Everything sounds immensely serious and scary. I remember a recent accident – a visitor fell to her death while taking a photo. My mind fabricates an unthinkable steep terrain with life-threatening abysses and sharp edges. The latter is true.
The few empty-headed travelers who dare to embrace the danger, face the first challenge. 500 steps to climb. Ok, steps are not my favorite way to keep fit, especially uneven steps carved in a rock. It’s 9 o’clock and the heat is unbearable. This is just the beginning.

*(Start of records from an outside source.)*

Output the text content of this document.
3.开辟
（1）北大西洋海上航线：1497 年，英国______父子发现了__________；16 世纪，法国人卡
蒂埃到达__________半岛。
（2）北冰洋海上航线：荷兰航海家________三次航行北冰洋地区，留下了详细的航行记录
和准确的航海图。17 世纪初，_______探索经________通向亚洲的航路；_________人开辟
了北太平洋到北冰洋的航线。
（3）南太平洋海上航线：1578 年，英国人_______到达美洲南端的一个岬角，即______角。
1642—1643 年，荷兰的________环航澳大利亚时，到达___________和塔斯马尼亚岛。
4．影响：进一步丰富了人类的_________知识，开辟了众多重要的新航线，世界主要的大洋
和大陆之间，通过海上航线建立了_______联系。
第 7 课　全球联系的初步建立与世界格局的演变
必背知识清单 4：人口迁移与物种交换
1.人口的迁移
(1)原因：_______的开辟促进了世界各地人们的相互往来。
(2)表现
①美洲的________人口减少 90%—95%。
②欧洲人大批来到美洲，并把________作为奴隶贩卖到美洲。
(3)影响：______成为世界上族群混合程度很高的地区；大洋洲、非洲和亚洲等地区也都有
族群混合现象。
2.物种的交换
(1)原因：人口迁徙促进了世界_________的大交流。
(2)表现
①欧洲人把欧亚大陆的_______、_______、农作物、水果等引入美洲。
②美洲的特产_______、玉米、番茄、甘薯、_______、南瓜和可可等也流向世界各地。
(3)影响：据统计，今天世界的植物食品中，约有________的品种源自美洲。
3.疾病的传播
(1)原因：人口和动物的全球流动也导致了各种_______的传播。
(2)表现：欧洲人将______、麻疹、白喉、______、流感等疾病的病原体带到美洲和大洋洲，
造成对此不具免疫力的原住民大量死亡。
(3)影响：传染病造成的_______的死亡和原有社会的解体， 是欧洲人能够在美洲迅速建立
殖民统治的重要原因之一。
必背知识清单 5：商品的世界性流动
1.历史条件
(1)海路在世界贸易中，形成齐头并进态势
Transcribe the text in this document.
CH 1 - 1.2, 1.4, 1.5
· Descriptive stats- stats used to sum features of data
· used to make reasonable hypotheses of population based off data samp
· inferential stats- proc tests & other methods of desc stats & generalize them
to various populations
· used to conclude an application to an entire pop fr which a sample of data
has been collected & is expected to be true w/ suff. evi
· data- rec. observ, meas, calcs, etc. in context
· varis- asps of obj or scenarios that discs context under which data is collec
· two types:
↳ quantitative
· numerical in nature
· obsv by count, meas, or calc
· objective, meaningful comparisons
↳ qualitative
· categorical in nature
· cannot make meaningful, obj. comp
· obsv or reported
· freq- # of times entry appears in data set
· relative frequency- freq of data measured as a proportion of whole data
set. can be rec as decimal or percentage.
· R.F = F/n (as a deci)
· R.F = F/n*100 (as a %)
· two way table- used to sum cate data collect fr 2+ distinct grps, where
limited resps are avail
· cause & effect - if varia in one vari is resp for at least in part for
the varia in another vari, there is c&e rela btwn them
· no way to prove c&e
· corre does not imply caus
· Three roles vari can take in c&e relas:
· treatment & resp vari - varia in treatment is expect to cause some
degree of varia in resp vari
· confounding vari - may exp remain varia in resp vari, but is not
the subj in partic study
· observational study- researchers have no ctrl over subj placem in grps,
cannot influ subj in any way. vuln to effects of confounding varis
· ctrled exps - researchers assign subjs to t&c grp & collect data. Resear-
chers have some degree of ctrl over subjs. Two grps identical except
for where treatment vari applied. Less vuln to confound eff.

We will have a break after the 250th step. What a relief! The moment I start climbing (and counting), rivers of sweat run down my back. The rocky stair is not even steep, the heat is the evil. I stop quickly to take photos and to quench my thirst with huge water sips. I constantly expect to stumble upon a horrifying cliff edge, to start feeling dizzy. My imagination exaggerates again. Hair-raising experience, where are you?!
Soon the rocks get hot as an oven. The guide encourages us to keep a good pace – we have to finish the walk before it gets too hot.
Fossils, burnt trees, an oasis in the Garden of Eden and a cloudless sky contribute to the beauty of Watarrka National Park.
Going back is much more enjoyable than going up. The water we carry is now a warm tea and my heart beats excited. We survived! I am content with myself that I didn’t turn back. Is hiking Kings Canyon scary? The heat is.